Не случайно для того, чтобы пояснить содержание, вкладываемое им в понятие «эгоизм», Герцен вычленяет специфический, особенный смысл своего словоупотребления. «Слово эгоизм, как слово любовь, слишком общи: может быть гнусная любовь, может быть высокий эгоизм и обратно. Эгоизм развитого, мыслящего человека благороден; он-то и есть его любовь к науке, к искусству, к ближнему, к широкой жизни, к неприкосновенности и проч. <…> Вырвать у человека из груди его эгоизм — значит вырвать живое начало его, закваску, соль его личности…» (II, 97). [232] Столь же решительно утверждает Герцен и культ своеволия, получивший впоследствии сложное полемическое развитие в теориях «подпольного человека» и Кириллова у Достоевского: «Я полагаю, что разумное признание своеволия есть высшее нравственное признание человеческого достоинства…». [233]
232
Слово «эгоизм» Герцен часто употребляет в том особенном смысле, в каком оно бытовало у Сен-Симона и сенсимонистов. О сенсимонизме молодого Герцена см.: Гинзбург Л. «Былое и думы» Герцена, с. 19; Купреянова Е. Н. Идеи социализма в русской литературе 30–40-х годов. — В кн.: Идеи социализма в русской классической литературе. Л., 1969, с. 92–150.
233
«Подпольный человек» Достоевского обратит «разумное признание своеволия» в теорию капризного хотения и повернет ее против культа разума и деяния, насмешливо предпочтя сознательное «сложарукисидение».

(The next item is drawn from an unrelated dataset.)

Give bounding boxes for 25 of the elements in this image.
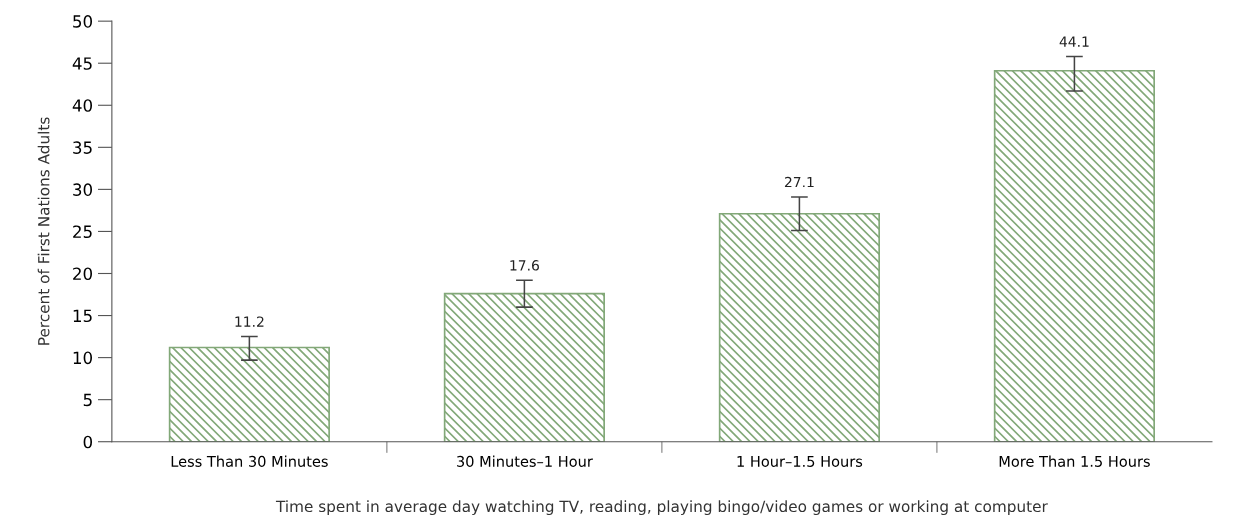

Эгоизм и своеволие, взятые в их высоком качестве, вовсе не противостоят общегуманному воззрению, они, напротив, внутренне цементируют нравственные устои личности. Гуманность — это понимание, анализ, знание, одновременно рассудочное и сердечное, не вера, а убеждение, многократно доказанное, проверенное, ставшее незыблемым. «Понять событие, преступление, несчастие чрезвычайно важно и совершенно противоположно решительным сентенциям строгих судей, понять — значит, в широком смысле слова, оправдать, восстановить: дело глубоко человеческое, но трудное и неказистое <…> Наше партикулярное дело — проникать мыслью в событие, освещать его не для того, чтоб наказывать и награждать, не для того, чтоб прощать, — тут столько же гордости и еще больше оскорбления — а для того, что, внося свет в тайники, в подземельные ходы жизни, из которых вырываются иногда чудовищные события, мы из тайных делаем их явными и открытыми» (II, 56–57).